Large theater thwarts intimate baroque
A lesser-known baroque opera took over the S.F. Opera Sunday, offering first-rate stage direction and conducting while falling short of vocal expectations.
Handel’s “Orlando” (1733) is a fictional love story inspired by Charlemagne’s eighth-century military leader Roland, one that took 238 years to reach US shores. It had ridden high during London’s craze for Italian opera, though its modest dimensions don’t fit expansively into the huge Opera House. This intimate chamber opera boasts a string orchestra and cast of five, with no brass, woodwinds, percussion, chorus or dancers. The score is formulaic, with solo singers delivering recitatives and da capo arias one behind the other. The musical highlight is a rare baroque vocal trio ending act two (in this three-act version).
And the singers here were hard put to fill the House with sound.
The unrequited-love plot is familiar: Orlando loves Angelica who loves Medoro, who also has to ward off the passion of Dorinda. Orlando goes mad, requiring intervention by the magician Zoroastro to regain mental health (without regaining his girlfriend—you were expecting miracles, maybe??).
To reduce the preposterousness index, the locale has been moved up to a 1940s West London hospital during the aerial-bombardment blitz, where Orlando, now in the British military, is recuperating from war wounds. This allows a lot of bomb blasts Handel never heard, as if percussion, to liven up the finale of act two.
Countertenor Aryeh Nussbaum Cohen, playing Medoro, is a marvel, a plausible leading man whose voice soared above all the other male voices around. But this large hall never shows his grand voice to best advantage. In fact, when the S.F. Ballet presented him in a vocal part three months ago on the same stage, singing Handel inPossokhov’s mirror ballet “…two united in a single soul…” they amplified Cohen’s voice, and the impact was electric. Couldn’t exception be made in opera’s no-microphone tradition for special voices like his? Cohen may have been a mere sub filling in for David Daniels, but he surely doesn’t perform like a substitute—-He is the real deal.

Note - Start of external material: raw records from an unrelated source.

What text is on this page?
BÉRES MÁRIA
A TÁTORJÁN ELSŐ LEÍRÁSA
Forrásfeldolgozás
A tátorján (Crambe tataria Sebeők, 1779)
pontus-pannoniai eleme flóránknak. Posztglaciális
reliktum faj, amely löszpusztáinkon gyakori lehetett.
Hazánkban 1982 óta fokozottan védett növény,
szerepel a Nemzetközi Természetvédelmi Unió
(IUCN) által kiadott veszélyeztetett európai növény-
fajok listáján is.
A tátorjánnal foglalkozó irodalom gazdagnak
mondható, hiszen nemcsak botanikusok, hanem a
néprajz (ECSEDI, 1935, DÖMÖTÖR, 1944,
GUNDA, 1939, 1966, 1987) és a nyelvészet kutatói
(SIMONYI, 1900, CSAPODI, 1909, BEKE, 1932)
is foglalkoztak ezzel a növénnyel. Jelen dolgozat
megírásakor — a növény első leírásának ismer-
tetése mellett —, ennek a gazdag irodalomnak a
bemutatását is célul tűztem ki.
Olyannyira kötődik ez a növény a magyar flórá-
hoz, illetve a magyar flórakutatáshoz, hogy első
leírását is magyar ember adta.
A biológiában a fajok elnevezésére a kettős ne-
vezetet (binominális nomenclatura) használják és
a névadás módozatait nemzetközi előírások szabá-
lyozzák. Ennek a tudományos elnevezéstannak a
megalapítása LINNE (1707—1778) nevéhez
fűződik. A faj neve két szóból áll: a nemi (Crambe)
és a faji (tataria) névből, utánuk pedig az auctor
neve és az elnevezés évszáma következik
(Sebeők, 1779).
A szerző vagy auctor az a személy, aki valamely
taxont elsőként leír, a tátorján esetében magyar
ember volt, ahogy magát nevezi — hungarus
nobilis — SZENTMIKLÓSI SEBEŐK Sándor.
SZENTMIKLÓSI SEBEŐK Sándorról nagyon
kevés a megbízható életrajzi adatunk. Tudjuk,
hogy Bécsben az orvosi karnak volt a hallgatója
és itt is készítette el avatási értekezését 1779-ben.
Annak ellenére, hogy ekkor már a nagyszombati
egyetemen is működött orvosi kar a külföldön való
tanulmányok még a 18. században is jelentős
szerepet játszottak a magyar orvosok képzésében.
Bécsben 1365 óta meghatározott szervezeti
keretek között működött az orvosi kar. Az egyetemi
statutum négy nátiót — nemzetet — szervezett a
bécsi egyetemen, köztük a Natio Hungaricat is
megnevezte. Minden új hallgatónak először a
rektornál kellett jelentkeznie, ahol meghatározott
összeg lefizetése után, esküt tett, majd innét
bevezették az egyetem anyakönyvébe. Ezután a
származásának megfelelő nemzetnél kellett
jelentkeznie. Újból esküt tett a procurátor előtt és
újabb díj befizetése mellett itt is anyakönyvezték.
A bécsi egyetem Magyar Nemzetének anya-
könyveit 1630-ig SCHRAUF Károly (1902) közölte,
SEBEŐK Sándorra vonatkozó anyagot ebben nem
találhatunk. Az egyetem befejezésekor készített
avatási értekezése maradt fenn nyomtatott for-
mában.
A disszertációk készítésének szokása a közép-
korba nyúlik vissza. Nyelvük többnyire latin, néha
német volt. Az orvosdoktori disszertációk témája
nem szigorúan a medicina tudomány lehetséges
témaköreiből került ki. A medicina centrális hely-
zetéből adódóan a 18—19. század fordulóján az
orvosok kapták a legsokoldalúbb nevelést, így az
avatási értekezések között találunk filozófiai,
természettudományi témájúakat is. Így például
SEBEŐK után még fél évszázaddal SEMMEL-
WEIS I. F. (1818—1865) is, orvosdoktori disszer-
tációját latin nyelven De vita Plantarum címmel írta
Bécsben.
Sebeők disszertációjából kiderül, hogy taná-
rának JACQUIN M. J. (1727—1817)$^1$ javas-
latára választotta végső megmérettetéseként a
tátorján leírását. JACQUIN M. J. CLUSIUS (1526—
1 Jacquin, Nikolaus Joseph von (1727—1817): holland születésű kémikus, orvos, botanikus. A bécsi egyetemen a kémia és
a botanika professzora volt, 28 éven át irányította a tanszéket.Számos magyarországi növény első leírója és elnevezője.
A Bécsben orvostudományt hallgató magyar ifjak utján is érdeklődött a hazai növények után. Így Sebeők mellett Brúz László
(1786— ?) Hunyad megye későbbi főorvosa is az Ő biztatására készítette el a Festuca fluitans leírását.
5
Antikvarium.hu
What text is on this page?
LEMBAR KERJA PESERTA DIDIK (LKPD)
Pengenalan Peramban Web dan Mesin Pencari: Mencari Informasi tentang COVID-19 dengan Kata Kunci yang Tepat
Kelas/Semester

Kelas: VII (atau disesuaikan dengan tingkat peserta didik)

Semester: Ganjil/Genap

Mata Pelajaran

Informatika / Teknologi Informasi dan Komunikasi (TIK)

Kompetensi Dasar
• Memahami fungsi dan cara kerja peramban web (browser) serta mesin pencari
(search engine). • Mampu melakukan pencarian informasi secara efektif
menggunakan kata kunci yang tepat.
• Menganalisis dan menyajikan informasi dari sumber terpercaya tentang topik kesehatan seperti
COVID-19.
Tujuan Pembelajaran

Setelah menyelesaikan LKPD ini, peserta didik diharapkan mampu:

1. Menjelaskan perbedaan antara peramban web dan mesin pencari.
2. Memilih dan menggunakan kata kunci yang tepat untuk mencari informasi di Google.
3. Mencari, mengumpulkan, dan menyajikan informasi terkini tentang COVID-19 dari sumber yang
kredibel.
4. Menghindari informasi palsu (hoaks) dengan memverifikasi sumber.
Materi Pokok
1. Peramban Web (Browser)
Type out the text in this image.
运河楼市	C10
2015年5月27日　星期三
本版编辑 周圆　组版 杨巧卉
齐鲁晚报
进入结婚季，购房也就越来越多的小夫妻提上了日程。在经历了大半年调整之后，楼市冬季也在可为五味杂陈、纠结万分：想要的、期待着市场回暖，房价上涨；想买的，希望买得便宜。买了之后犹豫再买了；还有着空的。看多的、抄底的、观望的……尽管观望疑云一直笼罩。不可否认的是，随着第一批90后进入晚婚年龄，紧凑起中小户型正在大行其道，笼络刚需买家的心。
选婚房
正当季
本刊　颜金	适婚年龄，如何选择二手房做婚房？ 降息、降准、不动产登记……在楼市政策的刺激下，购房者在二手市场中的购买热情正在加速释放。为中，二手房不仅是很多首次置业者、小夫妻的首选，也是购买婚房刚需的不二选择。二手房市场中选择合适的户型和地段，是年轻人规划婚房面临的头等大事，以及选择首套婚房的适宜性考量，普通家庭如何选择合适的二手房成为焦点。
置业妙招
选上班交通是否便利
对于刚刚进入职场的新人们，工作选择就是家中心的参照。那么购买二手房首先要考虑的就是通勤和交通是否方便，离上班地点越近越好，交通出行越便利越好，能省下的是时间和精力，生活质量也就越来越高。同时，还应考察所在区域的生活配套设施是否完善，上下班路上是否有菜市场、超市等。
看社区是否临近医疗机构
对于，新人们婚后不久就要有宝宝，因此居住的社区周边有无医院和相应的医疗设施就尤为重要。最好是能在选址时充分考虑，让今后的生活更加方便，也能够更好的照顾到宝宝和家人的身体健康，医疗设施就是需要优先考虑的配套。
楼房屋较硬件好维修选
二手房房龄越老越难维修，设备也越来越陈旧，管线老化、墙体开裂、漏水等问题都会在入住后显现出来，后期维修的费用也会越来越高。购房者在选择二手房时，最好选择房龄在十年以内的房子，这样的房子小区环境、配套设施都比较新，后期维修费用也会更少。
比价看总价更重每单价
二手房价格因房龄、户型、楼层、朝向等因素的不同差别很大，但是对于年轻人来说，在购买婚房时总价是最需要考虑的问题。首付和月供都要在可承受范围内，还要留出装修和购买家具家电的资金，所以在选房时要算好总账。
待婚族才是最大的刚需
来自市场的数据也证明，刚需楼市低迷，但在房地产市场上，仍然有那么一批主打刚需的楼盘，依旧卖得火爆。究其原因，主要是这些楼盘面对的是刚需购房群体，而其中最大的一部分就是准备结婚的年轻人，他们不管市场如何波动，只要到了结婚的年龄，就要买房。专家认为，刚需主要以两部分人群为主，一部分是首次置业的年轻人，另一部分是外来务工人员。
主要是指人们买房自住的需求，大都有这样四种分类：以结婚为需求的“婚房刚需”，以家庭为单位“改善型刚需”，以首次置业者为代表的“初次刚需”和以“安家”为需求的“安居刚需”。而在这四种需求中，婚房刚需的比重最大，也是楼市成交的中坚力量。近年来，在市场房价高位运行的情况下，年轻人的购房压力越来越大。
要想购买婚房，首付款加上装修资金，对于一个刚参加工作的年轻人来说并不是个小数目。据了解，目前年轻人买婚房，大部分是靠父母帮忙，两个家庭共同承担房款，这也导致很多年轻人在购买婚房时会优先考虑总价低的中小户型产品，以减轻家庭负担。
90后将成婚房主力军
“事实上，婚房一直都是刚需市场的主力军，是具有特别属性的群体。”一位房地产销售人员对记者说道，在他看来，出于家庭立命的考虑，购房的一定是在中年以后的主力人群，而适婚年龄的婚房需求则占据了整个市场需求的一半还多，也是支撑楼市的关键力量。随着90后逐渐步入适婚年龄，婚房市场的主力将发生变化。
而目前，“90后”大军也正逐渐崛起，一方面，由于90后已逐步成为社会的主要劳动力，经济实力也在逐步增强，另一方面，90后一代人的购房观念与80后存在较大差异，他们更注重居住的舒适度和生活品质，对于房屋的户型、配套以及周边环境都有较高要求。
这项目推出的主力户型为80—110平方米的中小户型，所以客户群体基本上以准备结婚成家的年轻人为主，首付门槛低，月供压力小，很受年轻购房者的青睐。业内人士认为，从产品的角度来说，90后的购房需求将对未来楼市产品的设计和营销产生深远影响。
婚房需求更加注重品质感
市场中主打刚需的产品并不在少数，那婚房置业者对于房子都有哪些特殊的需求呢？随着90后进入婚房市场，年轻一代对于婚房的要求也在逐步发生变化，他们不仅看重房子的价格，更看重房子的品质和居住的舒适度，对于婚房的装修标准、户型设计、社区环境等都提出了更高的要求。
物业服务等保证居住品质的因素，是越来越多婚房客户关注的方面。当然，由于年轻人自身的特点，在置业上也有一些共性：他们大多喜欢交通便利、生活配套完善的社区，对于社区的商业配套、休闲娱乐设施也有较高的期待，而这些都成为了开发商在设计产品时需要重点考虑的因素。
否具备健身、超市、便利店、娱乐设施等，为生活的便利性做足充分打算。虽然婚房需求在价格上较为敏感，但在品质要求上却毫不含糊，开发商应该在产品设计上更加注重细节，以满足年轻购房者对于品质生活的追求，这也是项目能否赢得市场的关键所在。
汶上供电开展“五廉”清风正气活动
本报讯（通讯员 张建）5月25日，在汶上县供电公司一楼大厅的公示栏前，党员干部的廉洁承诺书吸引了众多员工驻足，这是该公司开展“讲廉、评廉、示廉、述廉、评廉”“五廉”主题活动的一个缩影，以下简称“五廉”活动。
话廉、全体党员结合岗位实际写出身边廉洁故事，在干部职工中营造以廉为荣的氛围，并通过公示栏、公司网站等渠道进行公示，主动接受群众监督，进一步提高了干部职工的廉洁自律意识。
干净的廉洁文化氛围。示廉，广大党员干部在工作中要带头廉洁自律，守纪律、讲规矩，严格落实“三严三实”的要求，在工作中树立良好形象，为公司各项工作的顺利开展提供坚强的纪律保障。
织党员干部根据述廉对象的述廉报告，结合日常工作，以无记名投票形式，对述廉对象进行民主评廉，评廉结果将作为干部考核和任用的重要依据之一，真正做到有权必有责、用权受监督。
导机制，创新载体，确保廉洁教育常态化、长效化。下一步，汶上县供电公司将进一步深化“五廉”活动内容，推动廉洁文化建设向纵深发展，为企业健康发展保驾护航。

In fact, unless we’re all to sit in the first 10 rows, all these singers would have been helped with amplification, especially since mezzo Sasha Cooke, heard often in S.F., was not in her usual best voice doing the title role (a trouser part). Faring better were the sopranos Heidi Stober (Angelica) and Christina Gansch (Dorinda), with the latter garnering the biggest plaudits at the opening June 9.
The two English imports featured here were superb. The imaginative stage director Harry Fehr moved the small cast and extras about as adroitly as a film director. Equally impressive was veteran conductor Christopher Moulds, conducting the ensemble, shaking hands with the prompter, playing harpsichord in the pit and quite possibly collaborating on vocal ornamentation, of which there is an abundance in those “da capo” (from the top) repeats.
MUSIC NOTES—“Orlando” had played here once before in 1985 with the imposing mezzo Marilyn Horne in the title role….Countertenor David Daniels had withdrawn from the SFO cast when rape charges were filed against him early this year.